6. Die Anwender als Mit-Entwickler zu sehen ist der Weg zu schnellen
Verbesserungen und Fehlerbehebungen, der die geringsten Umstände
macht.
Die Durchschlagskraft dieser Erscheinung unterschätzt man leicht.
Tatsächlich ist es so, dass so gut wie alle von uns in der Open
Source-Welt drastisch unterschätzt haben, wie gut diese Kraft mit der
Anzahl der Anwender und gegen die Systemkomplexität skaliert, bis
Linus Torvalds uns darauf hingewiesen und es demonstriert hat.

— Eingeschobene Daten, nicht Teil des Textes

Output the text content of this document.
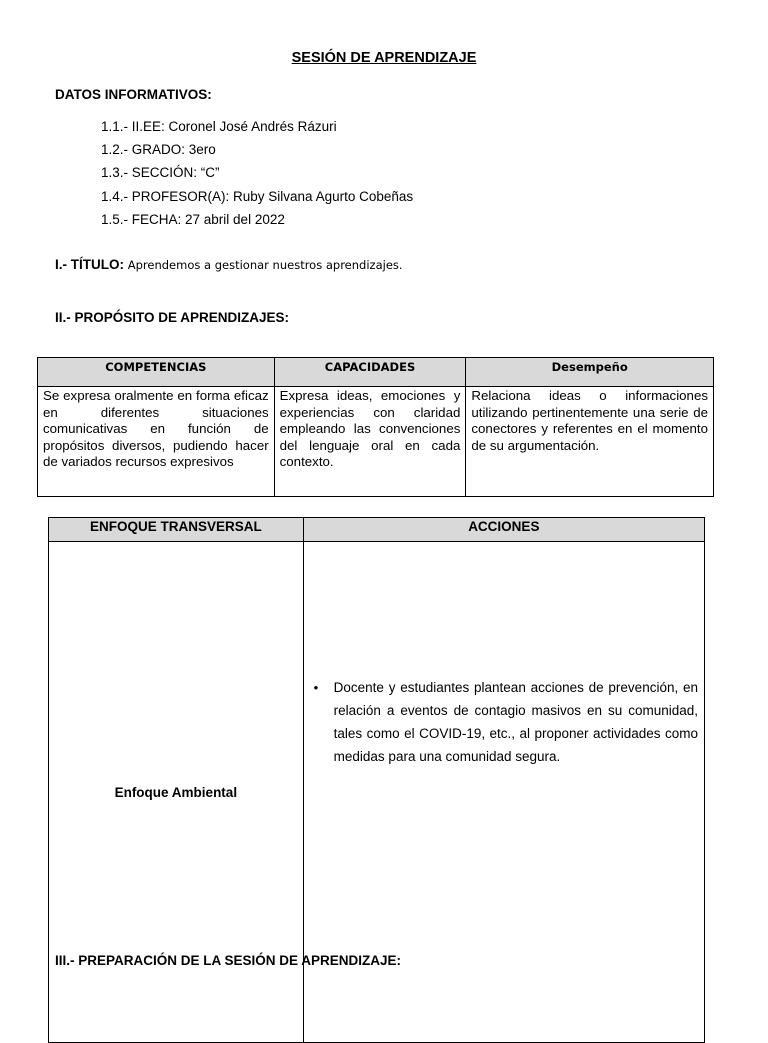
SESIÓN DE APRENDIZAJE
DATOS INFORMATIVOS:
1.1.- II.EE: Coronel José Andrés Rázuri
1.2.- GRADO: 3ero
1.3.- SECCIÓN: “C”
1.4.- PROFESOR(A): Ruby Silvana Agurto Cobeñas
1.5.- FECHA: 27 abril del 2022
I.- TÍTULO: Aprendemos a gestionar nuestros aprendizajes.
II.- PROPÓSITO DE APRENDIZAJES:
COMPETENCIAS	CAPACIDADES	Desempeño
Se expresa oralmente en forma eficaz en diferentes situaciones comunicativas en función de propósitos diversos, pudiendo hacer de variados recursos expresivos	Expresa ideas, emociones y experiencias con claridad empleando las convenciones del lenguaje oral en cada contexto.	Relaciona ideas o informaciones utilizando pertinentemente una serie de conectores y referentes en el momento de su argumentación.
ENFOQUE TRANSVERSAL	ACCIONES
Enfoque Ambiental	• Docente y estudiantes plantean acciones de prevención, en relación a eventos de contagio masivos en su comunidad, tales como el COVID-19, etc., al proponer actividades como medidas para una comunidad segura.
III.- PREPARACIÓN DE LA SESIÓN DE APRENDIZAJE:
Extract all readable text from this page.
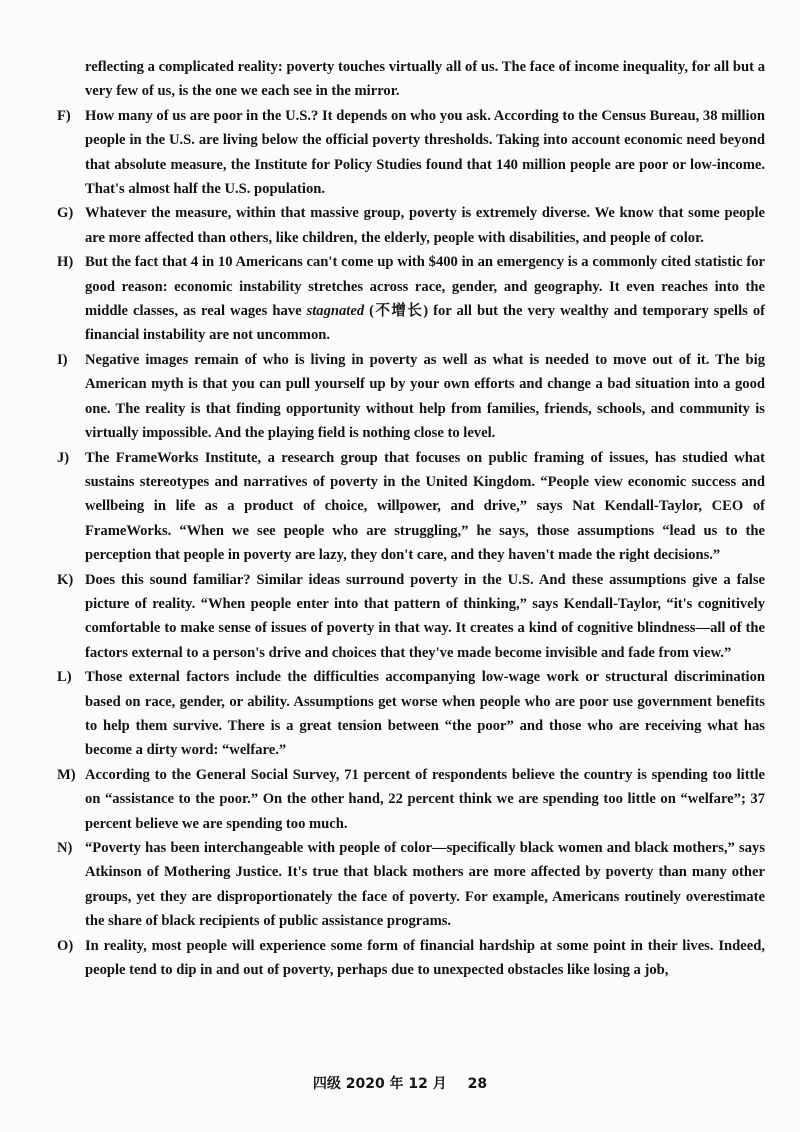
reflecting a complicated reality: poverty touches virtually all of us. The face of income inequality, for all but a very few of us, is the one we each see in the mirror.

F) How many of us are poor in the U.S.? It depends on who you ask. According to the Census Bureau, 38 million people in the U.S. are living below the official poverty thresholds. Taking into account economic need beyond that absolute measure, the Institute for Policy Studies found that 140 million people are poor or low-income. That's almost half the U.S. population.

G) Whatever the measure, within that massive group, poverty is extremely diverse. We know that some people are more affected than others, like children, the elderly, people with disabilities, and people of color.

H) But the fact that 4 in 10 Americans can't come up with $400 in an emergency is a commonly cited statistic for good reason: economic instability stretches across race, gender, and geography. It even reaches into the middle classes, as real wages have stagnated (不增长) for all but the very wealthy and temporary spells of financial instability are not uncommon.

I) Negative images remain of who is living in poverty as well as what is needed to move out of it. The big American myth is that you can pull yourself up by your own efforts and change a bad situation into a good one. The reality is that finding opportunity without help from families, friends, schools, and community is virtually impossible. And the playing field is nothing close to level.

J) The FrameWorks Institute, a research group that focuses on public framing of issues, has studied what sustains stereotypes and narratives of poverty in the United Kingdom. “People view economic success and wellbeing in life as a product of choice, willpower, and drive,” says Nat Kendall-Taylor, CEO of FrameWorks. “When we see people who are struggling,” he says, those assumptions “lead us to the perception that people in poverty are lazy, they don't care, and they haven't made the right decisions.”

K) Does this sound familiar? Similar ideas surround poverty in the U.S. And these assumptions give a false picture of reality. “When people enter into that pattern of thinking,” says Kendall-Taylor, “it's cognitively comfortable to make sense of issues of poverty in that way. It creates a kind of cognitive blindness—all of the factors external to a person's drive and choices that they've made become invisible and fade from view.”

L) Those external factors include the difficulties accompanying low-wage work or structural discrimination based on race, gender, or ability. Assumptions get worse when people who are poor use government benefits to help them survive. There is a great tension between “the poor” and those who are receiving what has become a dirty word: “welfare.”

M) According to the General Social Survey, 71 percent of respondents believe the country is spending too little on “assistance to the poor.” On the other hand, 22 percent think we are spending too little on “welfare”; 37 percent believe we are spending too much.

N) “Poverty has been interchangeable with people of color—specifically black women and black mothers,” says Atkinson of Mothering Justice. It's true that black mothers are more affected by poverty than many other groups, yet they are disproportionately the face of poverty. For example, Americans routinely overestimate the share of black recipients of public assistance programs.

O) In reality, most people will experience some form of financial hardship at some point in their lives. Indeed, people tend to dip in and out of poverty, perhaps due to unexpected obstacles like losing a job,

四级 2020 年 12 月 28
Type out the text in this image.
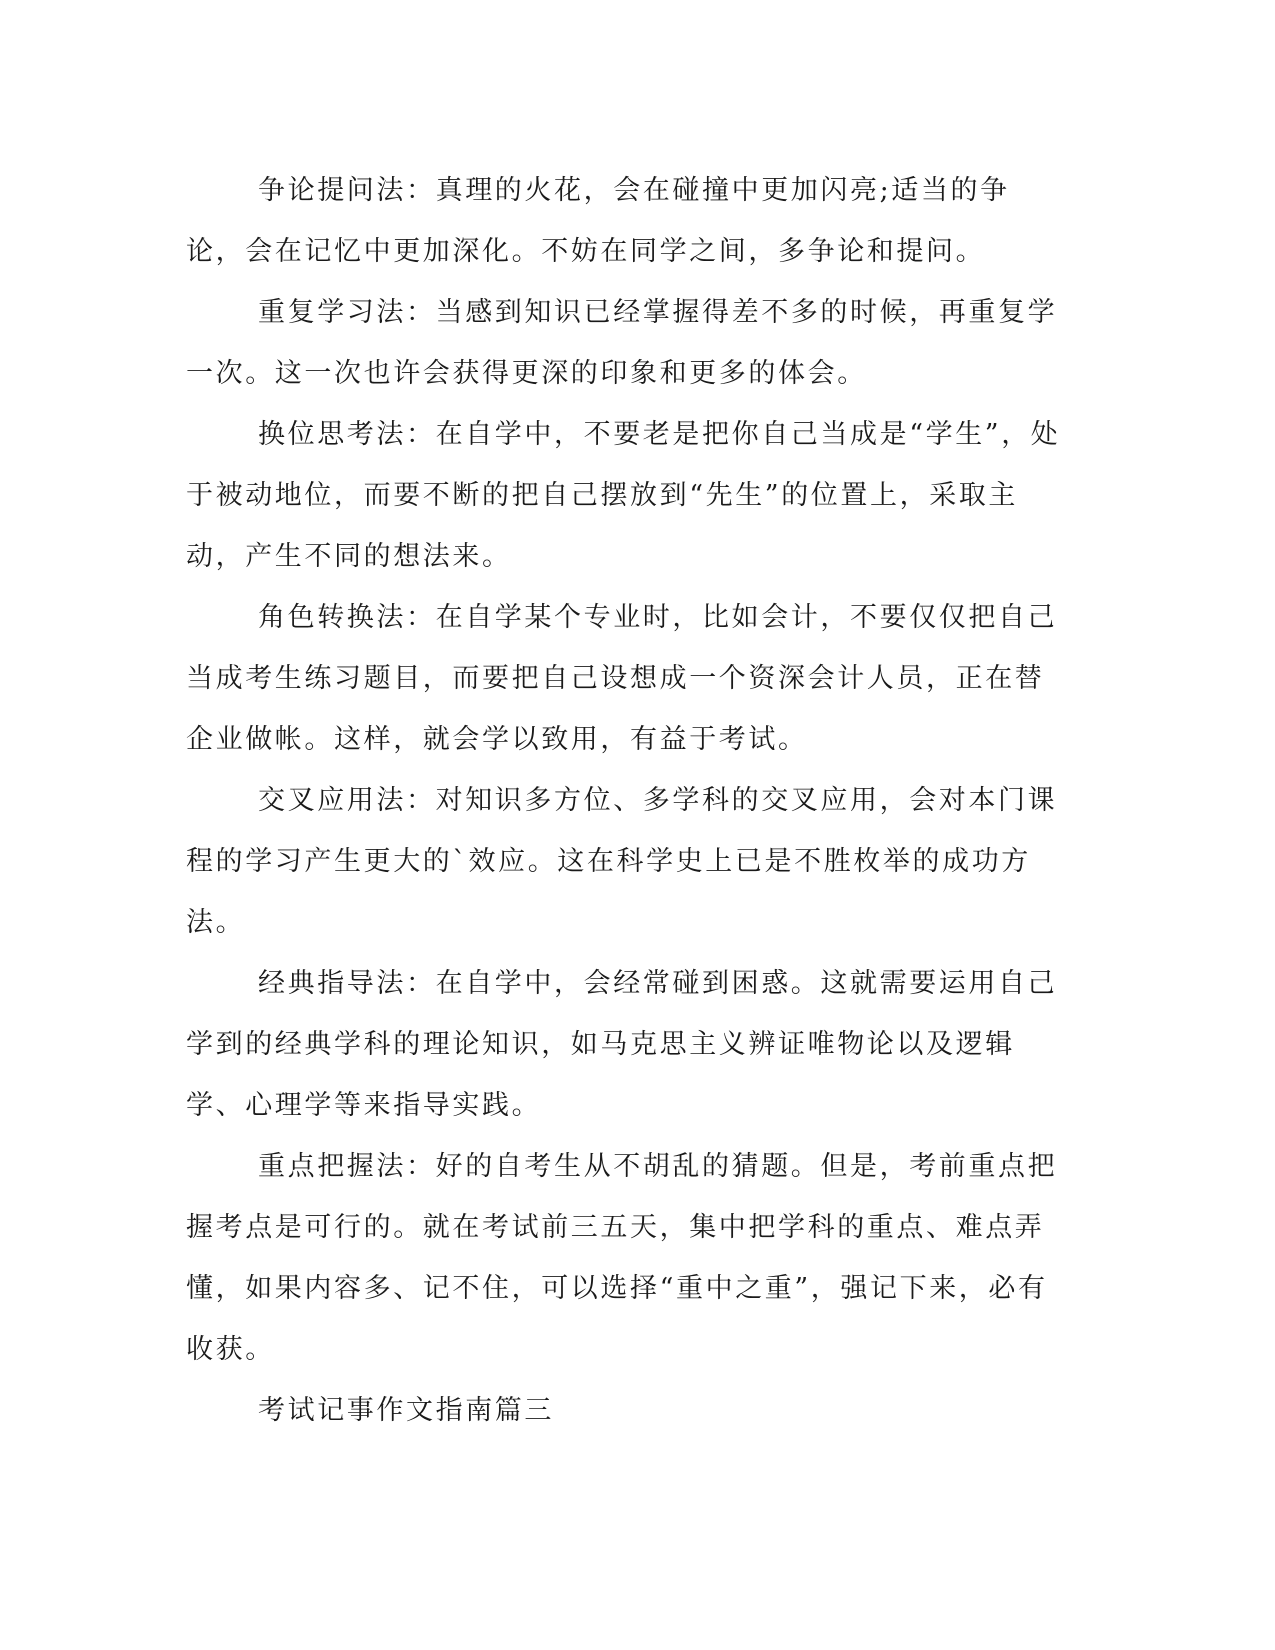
争论提问法：真理的火花，会在碰撞中更加闪亮;适当的争论，会在记忆中更加深化。不妨在同学之间，多争论和提问。

重复学习法：当感到知识已经掌握得差不多的时候，再重复学一次。这一次也许会获得更深的印象和更多的体会。

换位思考法：在自学中，不要老是把你自己当成是“学生”，处于被动地位，而要不断的把自己摆放到“先生”的位置上，采取主动，产生不同的想法来。

角色转换法：在自学某个专业时，比如会计，不要仅仅把自己当成考生练习题目，而要把自己设想成一个资深会计人员，正在替企业做帐。这样，就会学以致用，有益于考试。

交叉应用法：对知识多方位、多学科的交叉应用，会对本门课程的学习产生更大的`效应。这在科学史上已是不胜枚举的成功方法。

经典指导法：在自学中，会经常碰到困惑。这就需要运用自己学到的经典学科的理论知识，如马克思主义辨证唯物论以及逻辑学、心理学等来指导实践。

重点把握法：好的自考生从不胡乱的猜题。但是，考前重点把握考点是可行的。就在考试前三五天，集中把学科的重点、难点弄懂，如果内容多、记不住，可以选择“重中之重”，强记下来，必有收获。

考试记事作文指南篇三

Und tatsächlich denke ich, dass Linus' cleverster und
ausschlaggebendster Hack nicht der Linux-Kernel selbst war, sondern
die Erfindung des Linux-Entwicklungsmodells. Als ich diese Meinung
einmal in seiner Gegenwart äußerte, grinste er und wiederholte etwas,
das er schon oft gesagt hatte:
Ich bin ein sehr fauler Mensch, der
sich gerne mit fremden Federn schmückt und anderer Leute Lorbeeren
erntet.
Ein echtes Faultier; oder, wie der Science Fiction-Autor
Robert Heinlein
es einmal für eine seiner Figuren formulierte:
zu
faul, um zu versagen.
Im Rückblick fällt einem ein Vorläufer der Methode und des Erfolges
von Linux ein -- die Entwicklung der
GNU Emacs
Lisp-Bibliothek und Lisp Code-Archive.
Im Gegensatz zum Stil der Kathedrale, in dem der Emacs
C-Kern und die meisten anderen
FSF-Tools
entwickelt wurden, war
die Evolution des Lisp-Codepools sehr fließend und hatte die Anwender
als ihre treibende Kraft. Ideen und Prototypen wurden oft drei- oder
viermal umgeschrieben, bevor sie ihre endgültige Form bekamen. Und
lose verbundene Zusammenarbeit über das Internet - a la Linux - gab es
sehr oft.
Tatsächlich war mein erfolgreichster einzelner Hack vor fetchmail
wahrscheinlich der Emacs VC mode, eine Linux-ähnliche Zusammenarbeit
über E-Mail mit drei anderen Leuten, von denen ich nur einen
( Richard Stallman,
Autor von Emacs
und Gründer der FSF ) bis
heute getroffen habe. Es war ein Front End für SCCS, RCS und später
CVS für
Emacs, das Operationen zur Versionskontrolle auf Knopfdruck
ermöglichte. Es entwickelte sich aus einem winzigen, groben
sccs.el-Mode, den jemand anderer geschrieben hatte. Die Entwicklung
von VC wurde ein Erfolg, weil - anders als Emacs selbst - der Emacs
Lisp-Code die einzelnen Generationen der Release/Test/Verbesserung
sehr schnell durchlief.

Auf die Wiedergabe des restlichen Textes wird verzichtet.